Он убежденно пожал мне руку. Моя мать была сильно взволнована… Она прослезилась.

– Извинись, Фердинанд! – приказала она, когда мы встали, чтобы уходить… – Он еще молод, месье, слишком молод!.. Поблагодари месье Лавлонга, ведь он дал тебе, несмотря ни на что, прекрасную характеристику… Ты знаешь, что не заслужил этого!

– Но это сущие пустяки, дорогая мадам, сущие пустяки, поверьте мне. Это все не страшно! Фердинанд не первый молодой человек, который не слишком удачно начинает! Э! ля! ля! нет. Лет через десять он сам, я уверен в этом, придет и скажет мне… здесь же… Именно мне, лично: «Месье Лавлонг, вы правильно поступили! Вы благородный человек! Благодаря вам я многое понял!..» А сегодня ему неприятно меня видеть!.. Но это же нормально!..

Моя мать протестовала… Он похлопал меня по плечу. И показал нам на дверь.

На следующий день они взяли другого ученика… Я узнал об этом… Он не продержался и трех месяцев… Он спотыкался о каждую ступеньку… Он спекся на этой работе.

Но независимо от того, был я виновен или нет… Я становился настоящей обузой для семьи. Дядя Эдуард начал поиски другого места для меня, чтобы я попытался начать все сначала. Было удобнее, чтобы этим занялся он… Он хотел, чтобы я сменил занятие…

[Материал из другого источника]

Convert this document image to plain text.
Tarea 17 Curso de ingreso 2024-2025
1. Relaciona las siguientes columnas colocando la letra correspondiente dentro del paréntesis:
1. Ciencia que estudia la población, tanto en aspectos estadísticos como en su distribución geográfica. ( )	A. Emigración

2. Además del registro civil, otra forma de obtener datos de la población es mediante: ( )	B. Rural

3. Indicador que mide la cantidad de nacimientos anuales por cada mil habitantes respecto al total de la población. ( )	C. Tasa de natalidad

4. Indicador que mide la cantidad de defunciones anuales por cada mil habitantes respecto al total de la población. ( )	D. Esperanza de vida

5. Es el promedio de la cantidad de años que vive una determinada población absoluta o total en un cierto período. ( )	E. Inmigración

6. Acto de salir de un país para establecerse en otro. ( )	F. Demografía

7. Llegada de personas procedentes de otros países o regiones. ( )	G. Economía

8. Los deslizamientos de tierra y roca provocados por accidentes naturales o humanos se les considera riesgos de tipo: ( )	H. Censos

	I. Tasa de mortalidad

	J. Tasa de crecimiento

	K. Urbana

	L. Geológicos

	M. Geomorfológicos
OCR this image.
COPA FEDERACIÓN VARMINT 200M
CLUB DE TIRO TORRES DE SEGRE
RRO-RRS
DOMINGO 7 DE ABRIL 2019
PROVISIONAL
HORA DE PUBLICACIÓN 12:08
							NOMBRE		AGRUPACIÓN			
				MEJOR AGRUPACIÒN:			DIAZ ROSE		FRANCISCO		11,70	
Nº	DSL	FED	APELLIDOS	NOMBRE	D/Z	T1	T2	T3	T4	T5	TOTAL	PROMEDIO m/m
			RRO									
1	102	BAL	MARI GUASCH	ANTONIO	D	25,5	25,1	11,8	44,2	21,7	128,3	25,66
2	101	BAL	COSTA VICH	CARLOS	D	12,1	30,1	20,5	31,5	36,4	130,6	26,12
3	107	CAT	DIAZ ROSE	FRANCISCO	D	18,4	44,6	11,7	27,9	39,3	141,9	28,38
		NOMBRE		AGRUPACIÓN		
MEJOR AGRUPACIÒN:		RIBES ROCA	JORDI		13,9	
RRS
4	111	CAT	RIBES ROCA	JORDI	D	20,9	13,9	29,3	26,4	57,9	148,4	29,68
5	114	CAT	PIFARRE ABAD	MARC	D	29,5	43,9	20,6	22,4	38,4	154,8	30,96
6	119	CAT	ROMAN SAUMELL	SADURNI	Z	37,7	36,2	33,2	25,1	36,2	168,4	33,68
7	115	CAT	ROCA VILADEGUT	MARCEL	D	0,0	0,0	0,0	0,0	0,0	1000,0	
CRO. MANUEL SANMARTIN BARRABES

У меня уже был опыт… Впрочем, об этом лучше не вспоминать. На том и порешили.

 

* * *

 


Как только потрясение прошло, мой отец опять принялся за старое… Он снова и снова перечислял все мои недостатки… Отыскивал пороки, скрытые в глубине моей натуры, будто это были какие‑то явления природы… Вопил не своим голосом… впадал в невменяемое состояние… Ему казалось, что его преследует целое скопище чудовищ… Повсюду он подозревал происки врагов… Самых разных… Евреев… заговорщиков… карьеристов… И особенно франкмасонов… Я не понимал, при чем здесь они… Он постоянно нес эту чушь… И так зациклился на этом, что почти забыл про меня…

Он обрушивался на Лепрента, желая ему новых обострений гастрита… на барона Мефэза, своего генерального директора… без разбору на всех и вся, только бы распаляться и кипеть… Он устраивал ужасные скандалы, которые слышали все соседи…

Моя мать ползала у его ног… Он не прекращал орать… Его снова начала волновать моя судьба… Он прозрел во мне ужасающие наклонности… Неслыханную испорченность! После всего этого он просто умывает руки!.. Как Понтий Пилат!.. так он говорил… Он давал понять, что снимает с себя всякую ответственность…

Моя мать смотрела на меня… своего «окаянного»… Она делала трагический выбор… Она не хотела бросать меня… Было совершенно ясно, что я кончу на эшафоте, она должна быть со мной до конца…

 

* * *

 

Единственное, что объединяло нашу семью в Пассаже, – это тоска и заботы. Их хватало. Я повстречался с ними, едва появившись на свет… Они окружили меня сразу же… Весь дом был заполнен ими…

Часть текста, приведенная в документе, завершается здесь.